Planning a little prep time and having a process when you get home with your share can make this quick and easy.  Have your refrigerator organized so you have space to store the produce. 

Unpack your share and deal with the greens first.  Greens have the shortest shelf life, especially if not prepped that night and they take up the most amount of space when they are raw. 

Fill a bowl with cold water in your sink to rinse the greens and change out the water as needed.  Lay all the greens out.  Separate the leaves on head lettuce, rinse and put through the salad spinner.  Broccoli raab, tatsoi, boc choi and arugula, cut into pieces, rinse and spin.  For kale, collards and swiss chard, strip the leaves off the stems, rinse and spin dry.  If you choose to use the chard stems, clean them and store them refrigerated in a glass of water.  Greens like the cold and they also like some moisture.  Once spun dry, wrapping them in a paper towel then place in a plastic bag or lining a storage container with a paper towel will keep them crunchy.  Depending on how long the greens are being stored, the paper towel may need to be replaced.

Herbs do well when stored in a similar manner or in a glass filled with water with a storage bag tented over the glass.  Keep the glass in the refrigerator door.  This keepts the herbs chilled but not too cold.  Basil is the exception, it does not like the cold of the refrigerator.  Store basil in a glass on the windowsill and use soon.  Herbs should be used or preserved week to week whether they are dried, chopped and frozen in olive oil or made into a compound butter and frozen. 

If you are going away and still have greens to use or you want to stock your freezer, blanche and freeze your greens!    Boil a large pot of water.  Have a bowl of very cold water in your sink and have you salad spinner and some freezer bags ready.  Drop your prepped green in the pot of boiling water.  Once the water returns to a boil, time 2 minutes for most greens, 3 minutes for collards.  When time is up scoop the greens out, plunge in the ice water to cool down.  Once cool, spin them to remove the excess water and pack into freezer bags, remove any air pockets and freeze.  Lettuce is the only green this does not work well with. 

What greens to use first?
With proper storage many greens will last the week.
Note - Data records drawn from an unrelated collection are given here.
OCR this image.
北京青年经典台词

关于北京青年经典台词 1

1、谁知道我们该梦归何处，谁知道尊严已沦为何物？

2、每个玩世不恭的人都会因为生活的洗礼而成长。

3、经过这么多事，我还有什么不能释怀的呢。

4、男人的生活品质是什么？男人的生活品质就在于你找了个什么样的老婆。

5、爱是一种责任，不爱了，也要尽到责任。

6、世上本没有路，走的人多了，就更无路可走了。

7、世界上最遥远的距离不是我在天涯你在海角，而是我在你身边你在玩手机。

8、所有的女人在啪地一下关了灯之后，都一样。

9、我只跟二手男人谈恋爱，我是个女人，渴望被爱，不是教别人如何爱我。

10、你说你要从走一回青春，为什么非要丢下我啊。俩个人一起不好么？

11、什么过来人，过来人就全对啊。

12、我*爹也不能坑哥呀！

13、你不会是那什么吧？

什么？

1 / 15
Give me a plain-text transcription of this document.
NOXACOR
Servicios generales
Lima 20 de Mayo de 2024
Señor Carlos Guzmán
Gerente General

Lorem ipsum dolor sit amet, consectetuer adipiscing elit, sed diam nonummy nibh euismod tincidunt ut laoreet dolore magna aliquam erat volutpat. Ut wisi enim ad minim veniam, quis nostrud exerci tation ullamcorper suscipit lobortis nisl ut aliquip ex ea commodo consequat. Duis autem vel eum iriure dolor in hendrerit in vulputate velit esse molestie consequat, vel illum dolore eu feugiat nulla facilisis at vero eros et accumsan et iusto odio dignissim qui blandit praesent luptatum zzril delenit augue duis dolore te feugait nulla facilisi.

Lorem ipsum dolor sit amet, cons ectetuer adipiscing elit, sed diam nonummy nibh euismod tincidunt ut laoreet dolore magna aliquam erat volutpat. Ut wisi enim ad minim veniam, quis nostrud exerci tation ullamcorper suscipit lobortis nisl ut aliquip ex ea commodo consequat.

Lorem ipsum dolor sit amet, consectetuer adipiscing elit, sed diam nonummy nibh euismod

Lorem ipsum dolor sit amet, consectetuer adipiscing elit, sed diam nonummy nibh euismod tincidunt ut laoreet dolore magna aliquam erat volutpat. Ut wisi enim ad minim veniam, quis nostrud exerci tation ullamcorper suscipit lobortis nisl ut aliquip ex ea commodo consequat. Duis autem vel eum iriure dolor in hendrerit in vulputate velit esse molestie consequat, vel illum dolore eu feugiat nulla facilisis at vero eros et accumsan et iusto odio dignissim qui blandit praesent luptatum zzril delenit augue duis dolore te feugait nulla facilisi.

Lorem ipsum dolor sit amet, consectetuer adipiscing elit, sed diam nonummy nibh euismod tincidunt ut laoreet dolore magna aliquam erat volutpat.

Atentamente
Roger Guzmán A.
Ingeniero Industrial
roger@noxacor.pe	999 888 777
The most tender greens such as lettuce, arugula and spinach should be used first. Follow that by broccoli rabe, tatsoi, boc choi, and swiss chard. The most robust greens being spigariello and kale will store the longest when prepped properly.
Luckily the most tender greens are fantastic for quick weeknight cooking. Lettuce for salads cold or warm. Arugula mixed in salads, grain or noodle bowls, frittatas, and for topping flat breads with lots of garlic, cheese and veggies. Spinach goes with everything! Boc choi and tatsoi are tasty in a quick stir fry which can then work its way into a noodle or grain bowl at any time during the week. Broccoli rabe sauteed with onions and garlic then simmered in tomato sauce is tasty!

The investment in prep time will leave you with fresh greens to use all week.